Tuesday, October 26, 2010

10/27-Lisa Lillien(Hungry Girl), Jennifer Wilde

Lisa Lillien-Hungry Girl

With Halloween, Thanksgiving and winter festivities just around the corner, the rich desserts and hearty family meals that accompany the holiday season are every dieter’s nightmare. The holidays have bad reputation for sabotaging health-conscious meal planning, but simple tips can turn festive feasts into guilt-free get-togethers.

Experts agree that eating small meals throughout the day helps curb hunger, keeps energy levels high and prevents potential pig-outs during breakfast, lunch and dinner. This portion controlled snacking will help keep everything in check.

“I look for treats like guilt-free cheese that can be incorporated into a variety of snacks from dips and spreads to fruit and vegetable pairings,” says Lisa Lilllien, Hungry Girl.  “You can easily transform an ordinary snack into a satisfying taste sensation.”

Some other smart snack options include:
·         Low-fat yogurt sprinkled with granola
·         Whole wheat pretzels with spicy mustard
·         Apple topped with light cheese slices
·         Carrot sticks with a small scoop of hummus

Talk to Lisa Lillien about satisfying snacks and healthy hints for eating right during the holiday season. Lisa (aka Hungry Girl) is a New York Times bestselling author and the creator of the Hungry Girl brand. She is the founder of hungry-girl.com, the free daily email service sent to more than 1,000,000 people. Lisa also reaches millions more with weekly columns on WeightWatchers.com and Yahoo!, regular contributions to Redbook magazine and recurring appearances on the television shows like Rachael Ray and Extra. Lisa recently wrapped production for her new Hungry Girl television show, set to debut in January 2011 on the Cooking Channel.


Jennifer Wilde-Former Party Girl


Jennifer Wilde hit Hollywood when she was still a teenager, and she was hell-bent to live up to her name.

Graduating from marijuana to cocaine, her appetite for the high life was huge, and a burgeoning life as a model and actress only poured fuel on the flames of self-destruction.

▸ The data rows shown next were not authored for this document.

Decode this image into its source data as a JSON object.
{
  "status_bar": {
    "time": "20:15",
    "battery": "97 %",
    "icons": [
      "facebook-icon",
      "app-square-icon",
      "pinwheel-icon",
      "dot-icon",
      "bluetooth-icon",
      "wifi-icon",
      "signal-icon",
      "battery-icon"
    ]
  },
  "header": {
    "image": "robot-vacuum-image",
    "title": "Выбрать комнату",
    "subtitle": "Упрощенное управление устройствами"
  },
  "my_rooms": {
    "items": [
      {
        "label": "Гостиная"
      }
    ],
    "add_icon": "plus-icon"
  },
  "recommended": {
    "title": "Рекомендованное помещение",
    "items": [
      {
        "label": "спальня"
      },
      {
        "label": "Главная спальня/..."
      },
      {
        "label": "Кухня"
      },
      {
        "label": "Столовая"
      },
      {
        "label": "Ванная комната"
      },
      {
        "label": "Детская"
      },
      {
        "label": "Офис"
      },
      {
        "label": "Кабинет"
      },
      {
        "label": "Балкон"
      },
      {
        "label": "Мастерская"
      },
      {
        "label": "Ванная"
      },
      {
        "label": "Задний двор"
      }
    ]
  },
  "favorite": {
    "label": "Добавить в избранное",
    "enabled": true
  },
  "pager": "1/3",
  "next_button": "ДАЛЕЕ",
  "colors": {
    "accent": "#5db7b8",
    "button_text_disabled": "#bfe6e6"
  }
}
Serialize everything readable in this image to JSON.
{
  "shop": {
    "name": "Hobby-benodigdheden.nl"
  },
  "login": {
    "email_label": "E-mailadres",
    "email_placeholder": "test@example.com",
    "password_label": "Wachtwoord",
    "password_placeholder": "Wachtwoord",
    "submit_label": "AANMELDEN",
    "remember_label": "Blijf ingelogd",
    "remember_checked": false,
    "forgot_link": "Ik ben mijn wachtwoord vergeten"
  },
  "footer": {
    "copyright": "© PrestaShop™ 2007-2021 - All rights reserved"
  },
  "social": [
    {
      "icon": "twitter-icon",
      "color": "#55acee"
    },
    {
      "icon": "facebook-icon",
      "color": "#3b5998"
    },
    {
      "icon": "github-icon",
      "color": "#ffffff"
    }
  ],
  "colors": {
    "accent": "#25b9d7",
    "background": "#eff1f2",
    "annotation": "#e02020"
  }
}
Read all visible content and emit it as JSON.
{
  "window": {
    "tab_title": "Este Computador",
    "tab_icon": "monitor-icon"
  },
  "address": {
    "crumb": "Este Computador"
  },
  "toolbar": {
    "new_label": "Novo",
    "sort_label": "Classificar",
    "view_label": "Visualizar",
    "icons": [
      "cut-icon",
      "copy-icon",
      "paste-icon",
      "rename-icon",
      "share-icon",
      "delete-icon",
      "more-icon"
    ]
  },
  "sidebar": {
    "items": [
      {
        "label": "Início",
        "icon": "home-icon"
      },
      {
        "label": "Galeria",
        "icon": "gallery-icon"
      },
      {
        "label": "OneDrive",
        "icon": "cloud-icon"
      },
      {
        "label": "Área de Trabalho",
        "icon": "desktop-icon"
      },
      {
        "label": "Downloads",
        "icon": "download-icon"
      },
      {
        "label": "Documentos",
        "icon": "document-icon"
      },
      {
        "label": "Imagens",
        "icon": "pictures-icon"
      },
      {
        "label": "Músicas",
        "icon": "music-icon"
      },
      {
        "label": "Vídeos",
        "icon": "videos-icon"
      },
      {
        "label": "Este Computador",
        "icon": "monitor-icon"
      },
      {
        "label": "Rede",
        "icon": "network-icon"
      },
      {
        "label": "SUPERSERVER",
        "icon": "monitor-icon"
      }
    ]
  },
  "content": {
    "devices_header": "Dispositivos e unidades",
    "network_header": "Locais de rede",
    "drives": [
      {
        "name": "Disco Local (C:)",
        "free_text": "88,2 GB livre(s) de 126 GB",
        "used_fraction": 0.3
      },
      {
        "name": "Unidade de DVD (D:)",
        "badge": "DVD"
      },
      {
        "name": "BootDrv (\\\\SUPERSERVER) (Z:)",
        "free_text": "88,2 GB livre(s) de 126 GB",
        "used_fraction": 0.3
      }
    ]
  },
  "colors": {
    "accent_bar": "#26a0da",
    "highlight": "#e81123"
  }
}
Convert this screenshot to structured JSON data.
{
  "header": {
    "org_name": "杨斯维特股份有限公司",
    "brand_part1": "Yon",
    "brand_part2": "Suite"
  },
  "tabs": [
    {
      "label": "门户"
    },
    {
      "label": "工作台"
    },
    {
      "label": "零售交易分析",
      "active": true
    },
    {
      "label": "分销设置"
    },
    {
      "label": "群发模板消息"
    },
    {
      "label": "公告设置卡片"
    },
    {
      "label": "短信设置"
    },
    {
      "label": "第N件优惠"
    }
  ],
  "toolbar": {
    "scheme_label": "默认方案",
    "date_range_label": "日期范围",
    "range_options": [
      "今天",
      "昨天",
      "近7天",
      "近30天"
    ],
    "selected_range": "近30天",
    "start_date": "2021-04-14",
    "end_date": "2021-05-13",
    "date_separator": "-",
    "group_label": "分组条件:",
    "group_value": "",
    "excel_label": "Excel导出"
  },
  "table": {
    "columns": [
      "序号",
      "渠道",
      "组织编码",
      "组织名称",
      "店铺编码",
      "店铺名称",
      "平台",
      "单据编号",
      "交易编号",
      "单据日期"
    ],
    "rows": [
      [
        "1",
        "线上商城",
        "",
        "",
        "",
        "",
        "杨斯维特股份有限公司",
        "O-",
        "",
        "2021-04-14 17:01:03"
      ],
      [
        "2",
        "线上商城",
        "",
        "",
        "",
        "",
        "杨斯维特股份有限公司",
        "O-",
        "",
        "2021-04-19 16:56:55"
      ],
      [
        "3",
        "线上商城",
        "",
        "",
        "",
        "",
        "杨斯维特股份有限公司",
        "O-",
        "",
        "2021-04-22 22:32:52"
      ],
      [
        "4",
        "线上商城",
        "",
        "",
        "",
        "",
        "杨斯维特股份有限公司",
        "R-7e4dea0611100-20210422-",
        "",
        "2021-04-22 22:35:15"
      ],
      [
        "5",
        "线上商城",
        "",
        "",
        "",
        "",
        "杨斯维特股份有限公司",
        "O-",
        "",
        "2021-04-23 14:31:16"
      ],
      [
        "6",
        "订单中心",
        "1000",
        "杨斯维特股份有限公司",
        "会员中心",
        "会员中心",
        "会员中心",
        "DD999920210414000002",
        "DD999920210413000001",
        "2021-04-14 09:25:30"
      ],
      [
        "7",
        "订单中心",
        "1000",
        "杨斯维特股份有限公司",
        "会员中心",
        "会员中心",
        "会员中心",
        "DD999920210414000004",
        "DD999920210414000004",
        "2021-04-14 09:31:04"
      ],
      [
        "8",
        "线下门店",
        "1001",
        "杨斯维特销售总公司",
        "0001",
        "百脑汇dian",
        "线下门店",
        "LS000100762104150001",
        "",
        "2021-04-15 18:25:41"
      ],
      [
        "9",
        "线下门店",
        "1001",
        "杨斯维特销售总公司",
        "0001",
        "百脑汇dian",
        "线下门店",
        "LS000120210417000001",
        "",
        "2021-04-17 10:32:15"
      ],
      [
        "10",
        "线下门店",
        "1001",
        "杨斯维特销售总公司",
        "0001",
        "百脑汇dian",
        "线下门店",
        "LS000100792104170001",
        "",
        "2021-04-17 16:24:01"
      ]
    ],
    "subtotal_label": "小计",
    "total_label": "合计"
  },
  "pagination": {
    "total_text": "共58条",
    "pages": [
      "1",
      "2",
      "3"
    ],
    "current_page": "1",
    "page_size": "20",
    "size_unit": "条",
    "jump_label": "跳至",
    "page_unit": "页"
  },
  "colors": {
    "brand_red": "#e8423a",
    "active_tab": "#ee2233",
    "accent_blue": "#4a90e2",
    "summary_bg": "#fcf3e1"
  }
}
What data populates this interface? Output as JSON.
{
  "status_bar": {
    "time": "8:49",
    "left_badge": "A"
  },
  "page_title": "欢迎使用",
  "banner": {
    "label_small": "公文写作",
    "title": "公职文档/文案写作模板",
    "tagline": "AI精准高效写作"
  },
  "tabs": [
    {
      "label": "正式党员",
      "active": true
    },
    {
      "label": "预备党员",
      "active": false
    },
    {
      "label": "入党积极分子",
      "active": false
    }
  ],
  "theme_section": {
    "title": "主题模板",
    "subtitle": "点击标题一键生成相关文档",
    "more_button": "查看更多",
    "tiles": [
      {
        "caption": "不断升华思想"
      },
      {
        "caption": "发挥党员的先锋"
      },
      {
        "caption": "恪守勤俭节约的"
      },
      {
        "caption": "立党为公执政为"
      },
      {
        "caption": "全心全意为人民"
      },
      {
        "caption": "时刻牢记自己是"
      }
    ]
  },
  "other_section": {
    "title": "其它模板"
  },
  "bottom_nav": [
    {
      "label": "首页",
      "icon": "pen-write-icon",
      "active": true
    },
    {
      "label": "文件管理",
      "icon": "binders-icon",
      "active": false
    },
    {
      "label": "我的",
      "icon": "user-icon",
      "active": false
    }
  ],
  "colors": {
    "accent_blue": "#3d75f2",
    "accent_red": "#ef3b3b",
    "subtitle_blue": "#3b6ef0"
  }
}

“I went to Hollywood when I was a kid, and I met all these stars, producers and directors, and all I saw was the glitz and the glamour,” said Wilde, author of the memoir From Life in the Hollywood Fast Lane to the Untouchables of India (www.hollywoodfastlane.com). “I ignored all the obvious warning signs that this was a town and a life that could eat a person alive. I’m lucky to have made it through unscathed, but so many of the people I met did not.”

Her life in the fast lane started in New York, where she began as a fashion model. While that experience wasn’t her introduction to drugs, it certainly solidified their place in her life. When she had the chance to go to Hollywood, she jumped at it, and made a lot of strong connections. She took acting classes and met a wide array of respected producers and directors, many of whom reminded her that the casting couch mentality was still alive and well in Tinseltown.

“I was one of the lucky ones,” she said. “While I wasn’t exactly a prude -- I dated a lot and had a lot of sex with guys who were not exactly husband material -- I never crossed the line into trading sex for roles in movies. I knew a lot of girls who did, and who never became stars. They were just used and then discarded like trash. I also met some really great people. I dated Robert Carradine for a while, and he was always very good to me. I also became friends with Richard Donner, the director of the Lethal Weapon movies and Superman, but he was always a gentleman. We never dated, and he never played the casting couch game. He was just a nice man who liked treating people well. If there were more like him, Hollywood might be a difference place, but he was the exception -- not the rule.”

As for the party life, Wilde’s advice for the girls who live it, as well as the girls who want to live it, is to focus on the things in life that really matter.

“But the real evil isn’t on the streets -- it’s inside yourself. Being self-centered and focusing only on yourself is the bigger evil. When you have money in your pocket, a limitless supply of drugs and friends who are happy to spend time with you (as long as you’re buying or have a cool place to live), it feels like it will last forever, but it never truly carries you that far. At some point, you have to shift your focus to things that matter -- family, friends, your own spirituality and those who love you for who you are, and not what you can do for them.”

About Jennifer Wilde

Jennifer Wilde is a former actress, model and Hollywood party girl who escaped that lifestyle to focus on her two daughters, her family, her spirituality and how she can use her life to help others.

Her advice for Lindsay, Paris and some of the other celebs who make the fast lane attractive to millions of young girls who grow up wanting fame and fortune is to grow up and focus on something other than their own immediate gratification.